It’s not just technology-led businesses that need digital skills. Virtually every industry relies on at least some digital skills, particularly when you consider that these skills extend to things like digital communication.
To help illustrate this, I caught up with my friend Louise who works for one of the most famous bread companies in the world – Kingsmill – as an Assistant Brand Manager. In addition to my work for Digital Innovators, I also work for an independent local patchwork and quilting business Cotton Patch, as the Marketing Executive. Whilst the companies Louise and I work for are very different and the roles entail different day to day tasks, there are a lot of core digital skills that we both rely on.

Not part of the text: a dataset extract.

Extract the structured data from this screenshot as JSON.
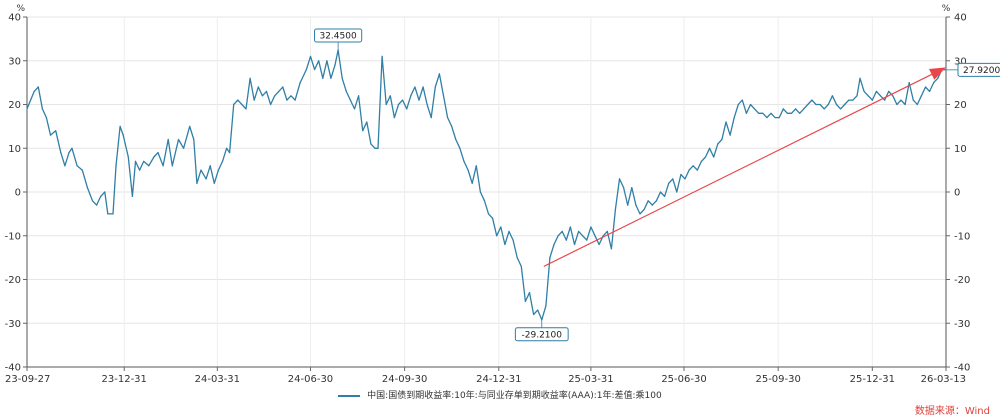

I asked Louise to list some of her core tasks so I could compare our two job roles and the skills needed. Here’s what I discovered…
1) Read, understand and present data
Data analysis may sound a bit dull, but it’s an integral part of understanding what is working and what isn’t. For both Louise and I, we need to be able to take the data from our marketing projects and clearly convey to other members of the business the successes and the areas that need improving. For Louise, this is maintained through regularly creating and updating excel spreadsheets as well as presenting these results in presentations and meetings. And for me, it’s done (slightly more casually) through sharing the stats directly from our social media and scheduling platforms to my colleagues with a written/vocal explanation of what they mean and what we can take from them.
One of the most essential and widely recognised skills across all industries, communication is key in both of our marketing positions. As it’s a small business, my role includes things like photography or social media scheduling that would be outsourced in a larger company. However, I’m still constantly in communication with the business director and the website coordinator and sometimes even customer service, to ensure the marketing message is consistent. For Louise, her communication works on a much larger scale. She has to organise photographers and agencies as well as her onsite team to ensure large campaigns follow through smoothly and convey the intended message. Small or large scale, communication is an integral skill in all successful businesses.
3) Website Management
Something Louise and I have both played a part in during our employment, is the management of the website. Websites are ever-changing and more than ever are becoming an indispensable asset for all types of businesses. They need to be up to date and on brand, meaning a variety of different jobs have the responsibility to understand website management – even if you’re not directly making the changes yourself.
4) Content Creation
A largely creative side to our jobs, both Louise and I work to come up with initial campaigns and content ideas. Louise creates a strategy and directs others to make her vision happen. For me, I do the planning, capturing and scheduling but on a much smaller scale. Both of us follow through from start to finish and have to have an understanding of the trends and processes of digital and social content creation in order to think outside the box and reach our companies goals.
It’s clear to see, for Louise and I to be successful in our roles, we both rely on the same core skills that we’ve moulded and adapted into different careers, many of which are the digital and soft skills taught on the Digital Innovators Skills Programme.
It’s these integral, core skills that we will carry with us to future opportunities in different industries as our careers progress. So even if your first job isn’t your first choice, don’t forget the importance of learning transferable skills that will help you take the next steps in your career.